The spotted wing drosophila (SWD) has been detected in many counties in northern Utah, and can be controlled using insecticides common in fruit integrated pest management plants. If SWD is caught in monitoring traps, insecticide applications must be used during the unripe fruit stage to prevent damage. Be on the lookout for this pest.

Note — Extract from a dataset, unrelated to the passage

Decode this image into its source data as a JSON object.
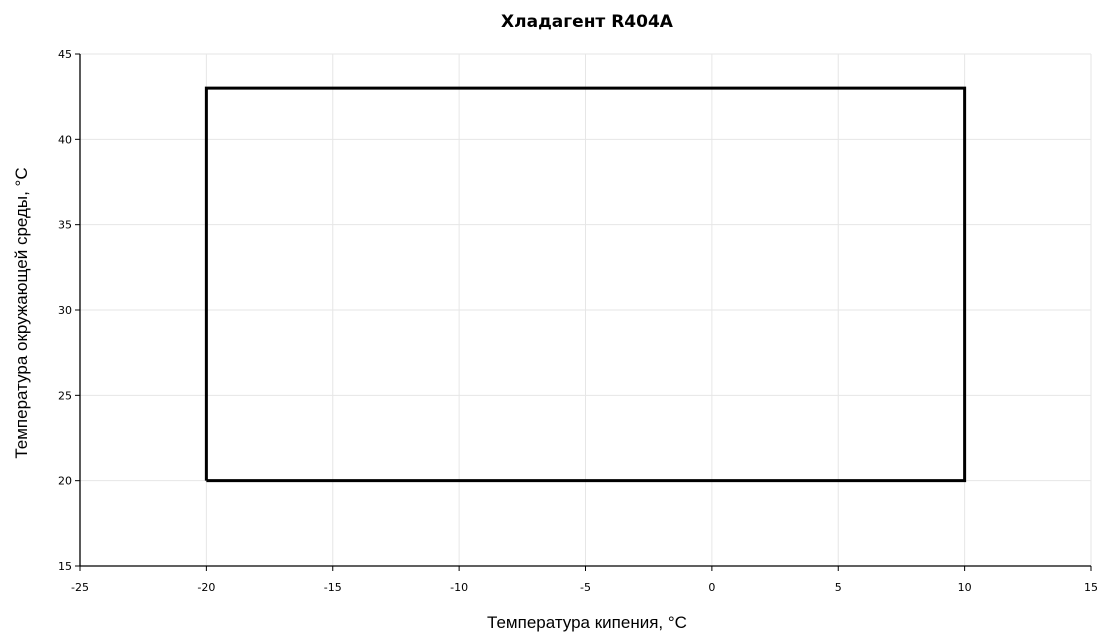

Utah State University Extension specialists explain how to identify the invasive spotted wing drosophila (SWD), and how to attract and trap them using hot water, yeast, sugar, and dish soap.
Monitoring is a crucial first step for managing the invasive spotted wing drosophila (SWD). Methods for monitoring and diagnosing SWD are discussed here. Suspected SWD caught in monitoring traps can be sent to the Utah Plant Pest Diagnostic Lab (UPPDL) for identification before applying an insecticide.
The velvet longhorned beetle (VLB) is an invasive wood-boring beetle native to Asia and Russia that was first detected in Utah in 2010. VLB will attack living and dying trees, as well as green and dried wood; it can infest apple, cherry, mulberry, peach, and a number of deciduous and conifer tree species. Fruit yield, tree longevity, and wood marketability can all be negativly impacted by VLB. Be on the lookout for this pest.